Ingevolge artikel 50, eerste alinea, van het EG-Verdrag, thans, na wijziging, artikel 57, eerste alinea, van het VWEU, worden als diensten in de zin van dit Verdrag beschouwd de dienstverrichtingen welke gewoonlijk tegen vergoeding geschieden, voor zover de bepalingen, betreffende het vrij verkeer van goederen, kapitaal en personen op deze dienstverrichtingen niet van toepassing zijn.

Ingevolge de laatste alinea van dit artikel, kan onverminderd de bepalingen van het hoofdstuk betreffende het recht van vestiging degene die de diensten verricht, daartoe zijn werkzaamheden tijdelijk uitoefenen in het land waar de dienst wordt verricht, onder dezelfde voorwaarden als die welke dat land aan zijn eigen onderdanen oplegt.

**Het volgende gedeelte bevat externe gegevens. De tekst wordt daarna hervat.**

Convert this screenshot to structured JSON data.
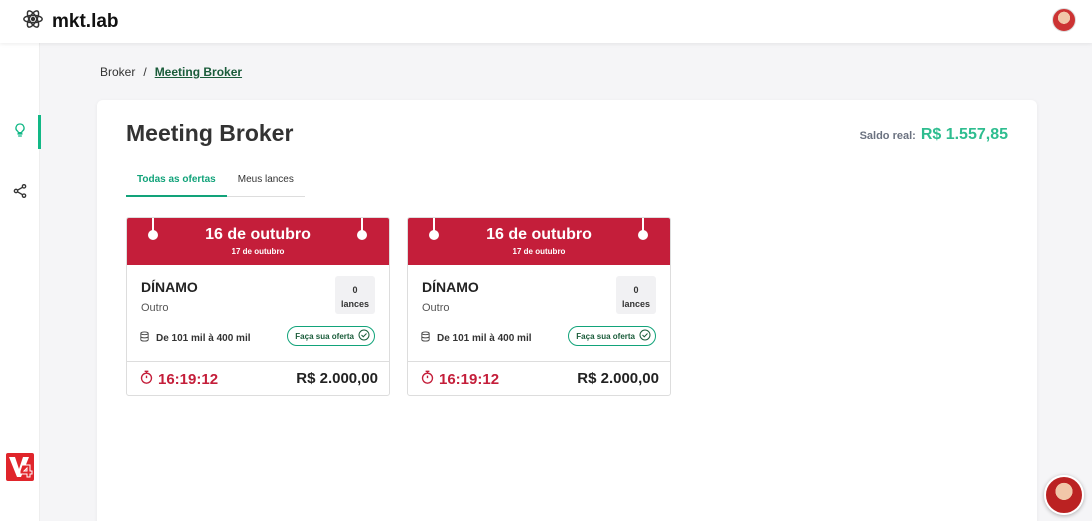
{
  "app": {
    "name": "mkt.lab"
  },
  "breadcrumb": {
    "root": "Broker",
    "separator": "/",
    "current": "Meeting Broker"
  },
  "page": {
    "title": "Meeting Broker",
    "balance_label": "Saldo real:",
    "balance_value": "R$ 1.557,85"
  },
  "tabs": [
    {
      "label": "Todas as ofertas",
      "active": true
    },
    {
      "label": "Meus lances",
      "active": false
    }
  ],
  "cards": [
    {
      "date": "16 de outubro",
      "subdate": "17 de outubro",
      "name": "DÍNAMO",
      "category": "Outro",
      "bids_count": "0",
      "bids_label": "lances",
      "range": "De 101 mil à 400 mil",
      "offer_button": "Faça sua oferta",
      "timer": "16:19:12",
      "price": "R$ 2.000,00"
    },
    {
      "date": "16 de outubro",
      "subdate": "17 de outubro",
      "name": "DÍNAMO",
      "category": "Outro",
      "bids_count": "0",
      "bids_label": "lances",
      "range": "De 101 mil à 400 mil",
      "offer_button": "Faça sua oferta",
      "timer": "16:19:12",
      "price": "R$ 2.000,00"
    }
  ],
  "colors": {
    "accent": "#12a37a",
    "card_header": "#c41e3a",
    "balance": "#2ebd8f"
  },
  "icons": {
    "logo": "atom-icon",
    "sidebar": [
      "lightbulb-icon",
      "share-icon"
    ],
    "range": "database-icon",
    "offer": "check-circle-icon",
    "timer": "stopwatch-icon"
  }
}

Ingevolge Bijlage XIV Lijst bedoeld in artikel 24 van de Toetredingsakte: Slowakije, onderdeel 1, punt 1, zijn wat betreft het vrij verkeer van werknemers en het vrij verrichten van diensten dat gepaard gaat met tijdelijk verkeer van werknemers als bedoeld in artikel 1 van Richtlijn 96/71/EG tussen, voor zover thans van belang, Slowakije en Nederland, artikel 39 van het EG-Verdrag, thans, na wijziging, artikel 45 van het VWEU, en de eerste alinea van artikel 49 van het EG-Verdrag, thans, na wijziging, artikel 56, eerste alinea, van het VWEU, slechts volledig van toepassing onder voorbehoud van de overgangsregelingen van de punten 2 tot en met 14.

Ingevolge punt 2, voor zover thans van belang, zullen de huidige lidstaten, in afwijking van de artikelen 1 tot en met 6 van Verordening (EEG) nr. 1612/68 en tot het einde van het tweede jaar na de datum van toetreding van Slowakije, nationale of uit bilaterale overeenkomsten voortvloeiende maatregelen toepassen om de toegang van Slowaakse onderdanen tot hun arbeidsmarkten te regelen.

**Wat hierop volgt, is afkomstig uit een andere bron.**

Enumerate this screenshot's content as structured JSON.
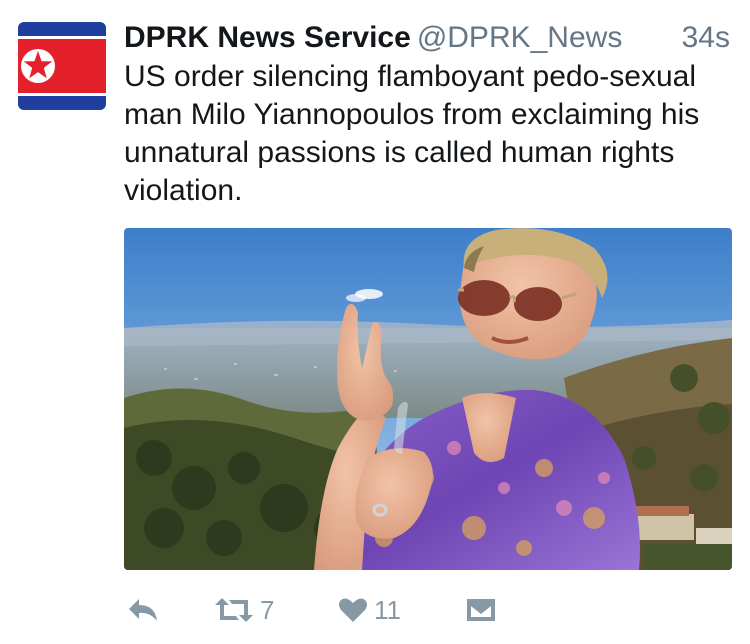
{
  "tweet": {
    "author": {
      "display_name": "DPRK News Service",
      "handle": "@DPRK_News",
      "avatar_icon": "dprk-flag-avatar"
    },
    "timestamp": "34s",
    "text": "US order silencing flamboyant pedo-sexual man Milo Yiannopoulos from exclaiming his unnatural passions is called human rights violation.",
    "media": {
      "type": "photo",
      "icon": "photo-man-sunglasses-hillside"
    },
    "actions": {
      "reply_icon": "reply-icon",
      "retweet_icon": "retweet-icon",
      "retweet_count": "7",
      "like_icon": "heart-icon",
      "like_count": "11",
      "dm_icon": "direct-message-icon"
    }
  },
  "colors": {
    "text_primary": "#14171a",
    "text_secondary": "#657786",
    "action_gray": "#8899a6",
    "flag_blue": "#1f3f9e",
    "flag_red": "#e4202b",
    "sky_blue": "#4a8ad0"
  }
}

Nederland heeft gebruik gemaakt van de mogelijkheid om ingevolge voormelde Bijlage XIV het recht op het vrij verkeer van werknemers, zoals neergelegd in artikel 39 van het EG-Verdrag, thans, na wijziging, artikel 45 van het VWEU, tijdelijk te beperken en heeft door voortzetting van de overgangsperiode de vergunningplicht ingevolge de Wav tot 1 mei 2007 gehandhaafd (Kamerstukken II, 2003/04, 29 407, nr. 1 e.v.). In Bijlage XIV is tussen Slowakije en Nederland geen overgangsregeling getroffen voor het vrij verkeer van diensten.

In het arrest van het Hof van Justitie van de Europese Gemeenschappen (hierna: het HvJ EG) van 15 december 2005 in de zaken nrs. C-151/04 en C-152/04 (www.curia.europa.eu) heeft het HvJ EG onder verwijzing naar het arrest van het HvJ EG van 20 november 2001 in zaak nr. C-268/99 (www.curia.europa.eu) in rechtsoverweging 31 overwogen:

"31. Aangezien het hoofdkenmerk van een arbeidsverhouding in de zin van artikel 39 EG-Verdrag is, dat iemand gedurende een bepaalde tijd voor een ander en onder diens gezag prestaties levert en als tegenprestatie een vergoeding ontvangt, moet als een werkzaamheid anders dan in loondienst in de zin van artikel 43 EG-Verdrag worden aangemerkt, de activiteit die een persoon zonder gezagsverhouding uitoefent (zie arrest van 20 november 2001, Jany e.a., C-268/99, Jurispr. blz. I-8615, punt 34 en de aangehaalde rechtspraak)."

2.2. Het op ambtsbelofte door inspecteurs van de Arbeidsinspectie opgemaakte boeterapport van 19 september 2006 (hierna: het boeterapport) houdt in dat tijdens een controle op 27 februari 2006 op een locatie aan de [locatie] te [plaats], de vreemdelingen, allen van Slowaakse nationaliteit, zijn aangetroffen, terwijl zij arbeid verrichtten bestaande uit het lassen van wapeningsstaal. Voor het verrichten van deze werkzaamheden door de vreemdelingen zijn geen tewerkstellingsvergunningen verleend.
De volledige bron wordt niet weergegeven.